In the UK, studies have reported a range of health benefits following interventions to increase physical activity and improve dietary behaviours, also known as lifestyle behaviour changes after primary treatment of early-stage breast cancer.
Identified barriers to positive lifestyle behaviour change include a lack of motivation, fears about cancer recurrence, physical factors such as common physical side effects of breast cancer treatment (fatigue, lymphoedema, weight gain), the ageing process and contextual/environmental factors such as employment and access to exercise facilities.
In contrast, facilitators for positive lifestyle behaviour change include a desire to lose weight, access to supervised exercise and dietary education, feeling a sense of control, peer support and having an opportunity to regain a sense of normality.

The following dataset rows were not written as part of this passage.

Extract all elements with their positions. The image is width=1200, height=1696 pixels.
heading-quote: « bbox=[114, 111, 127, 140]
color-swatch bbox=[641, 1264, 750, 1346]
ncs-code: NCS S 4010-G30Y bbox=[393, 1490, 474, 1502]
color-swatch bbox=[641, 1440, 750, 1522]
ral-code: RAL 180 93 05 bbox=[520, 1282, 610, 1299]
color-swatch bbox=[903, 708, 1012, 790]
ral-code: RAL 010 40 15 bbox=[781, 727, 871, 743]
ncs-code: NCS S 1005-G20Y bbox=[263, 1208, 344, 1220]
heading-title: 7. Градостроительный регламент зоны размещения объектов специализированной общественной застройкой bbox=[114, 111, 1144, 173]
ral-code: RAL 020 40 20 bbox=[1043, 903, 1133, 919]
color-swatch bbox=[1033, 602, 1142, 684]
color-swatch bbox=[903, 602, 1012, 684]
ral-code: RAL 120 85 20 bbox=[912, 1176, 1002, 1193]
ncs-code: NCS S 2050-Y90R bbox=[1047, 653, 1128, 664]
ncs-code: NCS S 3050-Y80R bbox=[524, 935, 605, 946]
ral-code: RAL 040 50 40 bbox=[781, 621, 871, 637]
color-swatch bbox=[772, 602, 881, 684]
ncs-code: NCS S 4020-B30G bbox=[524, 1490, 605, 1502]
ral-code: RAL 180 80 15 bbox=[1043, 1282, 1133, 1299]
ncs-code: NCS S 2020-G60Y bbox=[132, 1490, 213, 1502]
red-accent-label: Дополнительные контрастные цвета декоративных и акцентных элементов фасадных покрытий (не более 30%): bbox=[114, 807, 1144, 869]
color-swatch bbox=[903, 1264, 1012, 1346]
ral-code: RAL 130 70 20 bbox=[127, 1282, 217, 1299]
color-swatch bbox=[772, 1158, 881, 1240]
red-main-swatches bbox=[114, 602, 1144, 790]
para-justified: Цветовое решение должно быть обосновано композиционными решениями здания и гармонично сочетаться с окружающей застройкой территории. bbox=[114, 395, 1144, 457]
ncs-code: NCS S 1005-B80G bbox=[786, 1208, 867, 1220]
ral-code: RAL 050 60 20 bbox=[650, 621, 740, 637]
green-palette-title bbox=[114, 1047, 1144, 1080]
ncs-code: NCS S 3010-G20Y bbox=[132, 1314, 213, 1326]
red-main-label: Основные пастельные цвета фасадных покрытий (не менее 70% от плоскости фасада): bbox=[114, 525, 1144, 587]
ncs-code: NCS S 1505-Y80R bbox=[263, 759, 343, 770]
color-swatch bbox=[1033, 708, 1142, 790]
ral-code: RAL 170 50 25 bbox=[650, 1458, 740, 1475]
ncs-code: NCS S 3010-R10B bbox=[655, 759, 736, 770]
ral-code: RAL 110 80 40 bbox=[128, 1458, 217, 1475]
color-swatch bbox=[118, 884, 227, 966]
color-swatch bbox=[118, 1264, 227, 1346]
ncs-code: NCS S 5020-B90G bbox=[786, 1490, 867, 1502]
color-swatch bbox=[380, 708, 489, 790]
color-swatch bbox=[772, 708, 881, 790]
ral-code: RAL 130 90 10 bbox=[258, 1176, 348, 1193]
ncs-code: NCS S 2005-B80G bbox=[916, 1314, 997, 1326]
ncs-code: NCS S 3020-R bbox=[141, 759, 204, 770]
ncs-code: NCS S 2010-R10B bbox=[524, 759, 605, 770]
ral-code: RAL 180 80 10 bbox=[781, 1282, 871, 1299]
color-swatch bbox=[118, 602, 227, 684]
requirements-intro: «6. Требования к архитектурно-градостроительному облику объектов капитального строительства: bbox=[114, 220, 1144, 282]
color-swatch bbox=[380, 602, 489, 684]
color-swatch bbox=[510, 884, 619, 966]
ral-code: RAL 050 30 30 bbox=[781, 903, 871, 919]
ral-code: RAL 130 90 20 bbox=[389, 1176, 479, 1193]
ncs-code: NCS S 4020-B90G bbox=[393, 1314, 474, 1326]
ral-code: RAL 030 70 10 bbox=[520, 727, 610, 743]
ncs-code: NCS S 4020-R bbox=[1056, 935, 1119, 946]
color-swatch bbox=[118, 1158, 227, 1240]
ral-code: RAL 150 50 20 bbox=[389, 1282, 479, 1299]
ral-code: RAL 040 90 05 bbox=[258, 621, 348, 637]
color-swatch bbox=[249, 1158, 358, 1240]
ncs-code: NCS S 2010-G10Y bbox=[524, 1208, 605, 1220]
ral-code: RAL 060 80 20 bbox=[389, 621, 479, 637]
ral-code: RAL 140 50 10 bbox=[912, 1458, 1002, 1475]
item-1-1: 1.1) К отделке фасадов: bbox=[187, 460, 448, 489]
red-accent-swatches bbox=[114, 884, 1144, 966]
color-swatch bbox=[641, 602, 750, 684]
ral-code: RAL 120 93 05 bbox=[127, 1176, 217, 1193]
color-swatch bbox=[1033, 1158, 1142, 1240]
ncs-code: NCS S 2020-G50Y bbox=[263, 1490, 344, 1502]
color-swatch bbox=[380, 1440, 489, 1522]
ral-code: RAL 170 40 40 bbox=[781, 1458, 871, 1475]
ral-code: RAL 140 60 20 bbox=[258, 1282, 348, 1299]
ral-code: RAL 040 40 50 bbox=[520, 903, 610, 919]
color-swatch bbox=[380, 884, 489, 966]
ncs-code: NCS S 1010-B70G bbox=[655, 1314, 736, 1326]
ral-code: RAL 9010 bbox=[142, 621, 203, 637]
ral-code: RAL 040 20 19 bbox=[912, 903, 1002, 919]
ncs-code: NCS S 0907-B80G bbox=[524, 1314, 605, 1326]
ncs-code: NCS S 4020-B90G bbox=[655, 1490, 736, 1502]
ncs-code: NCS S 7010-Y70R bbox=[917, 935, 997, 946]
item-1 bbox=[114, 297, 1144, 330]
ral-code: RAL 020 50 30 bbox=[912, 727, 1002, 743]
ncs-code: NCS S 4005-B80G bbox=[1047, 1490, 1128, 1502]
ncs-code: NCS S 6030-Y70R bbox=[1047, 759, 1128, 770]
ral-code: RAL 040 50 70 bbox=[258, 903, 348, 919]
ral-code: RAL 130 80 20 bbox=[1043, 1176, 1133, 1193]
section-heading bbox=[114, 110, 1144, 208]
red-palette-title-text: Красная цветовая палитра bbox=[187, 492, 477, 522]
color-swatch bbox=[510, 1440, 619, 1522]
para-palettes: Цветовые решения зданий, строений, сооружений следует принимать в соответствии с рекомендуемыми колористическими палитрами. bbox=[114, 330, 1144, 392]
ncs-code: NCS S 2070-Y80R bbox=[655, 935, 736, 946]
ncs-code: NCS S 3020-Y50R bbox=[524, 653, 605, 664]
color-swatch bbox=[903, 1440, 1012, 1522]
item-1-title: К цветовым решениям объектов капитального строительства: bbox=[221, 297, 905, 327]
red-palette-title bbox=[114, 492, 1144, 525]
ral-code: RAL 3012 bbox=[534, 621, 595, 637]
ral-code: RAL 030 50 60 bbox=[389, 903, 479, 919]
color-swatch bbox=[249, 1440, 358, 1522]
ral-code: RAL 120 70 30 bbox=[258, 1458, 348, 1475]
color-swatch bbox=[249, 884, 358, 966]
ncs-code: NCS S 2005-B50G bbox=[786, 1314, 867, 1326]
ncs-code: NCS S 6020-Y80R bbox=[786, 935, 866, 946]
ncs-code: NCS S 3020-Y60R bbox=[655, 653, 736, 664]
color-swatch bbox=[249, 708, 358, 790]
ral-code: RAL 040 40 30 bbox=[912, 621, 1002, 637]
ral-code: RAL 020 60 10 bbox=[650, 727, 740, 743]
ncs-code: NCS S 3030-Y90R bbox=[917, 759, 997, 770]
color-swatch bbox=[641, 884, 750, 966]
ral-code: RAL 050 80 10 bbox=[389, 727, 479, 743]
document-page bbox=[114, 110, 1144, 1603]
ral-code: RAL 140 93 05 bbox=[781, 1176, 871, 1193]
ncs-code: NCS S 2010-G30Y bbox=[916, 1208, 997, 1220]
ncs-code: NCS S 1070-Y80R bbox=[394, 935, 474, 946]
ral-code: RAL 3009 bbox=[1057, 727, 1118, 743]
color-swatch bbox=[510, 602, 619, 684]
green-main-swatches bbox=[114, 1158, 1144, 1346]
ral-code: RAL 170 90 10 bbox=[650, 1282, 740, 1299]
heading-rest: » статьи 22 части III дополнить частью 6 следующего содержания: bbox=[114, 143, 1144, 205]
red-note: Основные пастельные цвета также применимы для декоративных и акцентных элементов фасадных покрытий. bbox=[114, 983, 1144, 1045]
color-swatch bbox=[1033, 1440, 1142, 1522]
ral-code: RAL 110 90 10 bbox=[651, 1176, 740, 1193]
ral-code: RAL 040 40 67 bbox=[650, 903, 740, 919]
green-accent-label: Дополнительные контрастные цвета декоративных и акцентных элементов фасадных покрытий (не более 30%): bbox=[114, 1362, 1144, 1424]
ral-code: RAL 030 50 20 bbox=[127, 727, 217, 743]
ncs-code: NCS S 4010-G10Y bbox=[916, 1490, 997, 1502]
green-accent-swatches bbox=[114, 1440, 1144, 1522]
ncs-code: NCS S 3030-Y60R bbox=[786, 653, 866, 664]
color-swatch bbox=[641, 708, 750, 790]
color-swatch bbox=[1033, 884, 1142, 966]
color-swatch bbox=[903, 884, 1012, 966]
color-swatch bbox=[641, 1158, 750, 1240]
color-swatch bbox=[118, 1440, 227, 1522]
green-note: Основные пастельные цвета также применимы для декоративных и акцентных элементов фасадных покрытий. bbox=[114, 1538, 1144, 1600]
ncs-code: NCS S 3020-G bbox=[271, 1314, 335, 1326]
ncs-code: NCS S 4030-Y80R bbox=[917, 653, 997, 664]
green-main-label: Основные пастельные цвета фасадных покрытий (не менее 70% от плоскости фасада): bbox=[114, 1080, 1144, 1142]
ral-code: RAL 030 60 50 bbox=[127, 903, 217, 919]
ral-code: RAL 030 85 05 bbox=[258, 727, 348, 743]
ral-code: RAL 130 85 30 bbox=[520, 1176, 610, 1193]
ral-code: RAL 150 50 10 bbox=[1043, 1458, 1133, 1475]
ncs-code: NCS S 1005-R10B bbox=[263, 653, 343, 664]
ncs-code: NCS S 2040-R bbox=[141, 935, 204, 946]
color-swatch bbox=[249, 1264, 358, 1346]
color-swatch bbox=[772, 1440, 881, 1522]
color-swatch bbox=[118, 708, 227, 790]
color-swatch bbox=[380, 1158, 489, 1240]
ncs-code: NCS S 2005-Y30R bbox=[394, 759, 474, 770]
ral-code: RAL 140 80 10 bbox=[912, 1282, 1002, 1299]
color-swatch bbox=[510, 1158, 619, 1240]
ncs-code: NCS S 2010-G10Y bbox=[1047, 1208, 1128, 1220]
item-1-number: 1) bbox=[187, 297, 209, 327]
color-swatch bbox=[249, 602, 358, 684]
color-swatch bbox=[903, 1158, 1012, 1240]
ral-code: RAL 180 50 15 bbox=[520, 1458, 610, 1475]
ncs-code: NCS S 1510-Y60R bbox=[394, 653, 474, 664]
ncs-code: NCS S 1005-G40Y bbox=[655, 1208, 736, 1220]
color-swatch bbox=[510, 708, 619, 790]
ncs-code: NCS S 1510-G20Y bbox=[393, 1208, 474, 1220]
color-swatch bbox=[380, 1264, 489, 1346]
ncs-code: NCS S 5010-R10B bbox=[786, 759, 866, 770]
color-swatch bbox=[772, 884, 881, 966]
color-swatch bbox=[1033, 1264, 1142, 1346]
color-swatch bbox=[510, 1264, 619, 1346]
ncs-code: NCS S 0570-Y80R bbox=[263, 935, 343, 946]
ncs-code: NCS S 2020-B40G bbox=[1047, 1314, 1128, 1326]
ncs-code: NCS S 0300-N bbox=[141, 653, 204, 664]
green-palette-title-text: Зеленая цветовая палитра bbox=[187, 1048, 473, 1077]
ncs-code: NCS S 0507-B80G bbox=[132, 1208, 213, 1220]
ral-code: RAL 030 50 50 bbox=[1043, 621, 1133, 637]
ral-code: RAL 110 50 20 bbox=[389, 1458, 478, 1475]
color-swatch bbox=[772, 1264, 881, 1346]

Despite these study findings, breast cancer patients consistently report a lack of accurate information and/or support from health professionals, including accurate lifestyle advice for people living with treatment-induced physical limitations. Offering a route to supported, personalised lifestyle behaviour change interventions could address an important unmet need for women and provide treating clinicians with well-defined advice and guidance at this opportune ‘teachable moment’.
What we plan to do
Through qualitative work, a team of researchers from Northumbria University have developed a lifestyle behaviour change intervention for overweight women following primary treatment of early stage breast cancer.
The intervention will now be tested in a multi-centre, randomised controlled superiority trial. An external pilot trial will assess the feasibility and acceptability of the NEWDAY-ABC intervention and assess the recruitment and retention assumptions.
In collaboration with Northumbria University, Hull Health Trials Unit are responsible for trial management and data management systems for the NEWDAY-ABC study.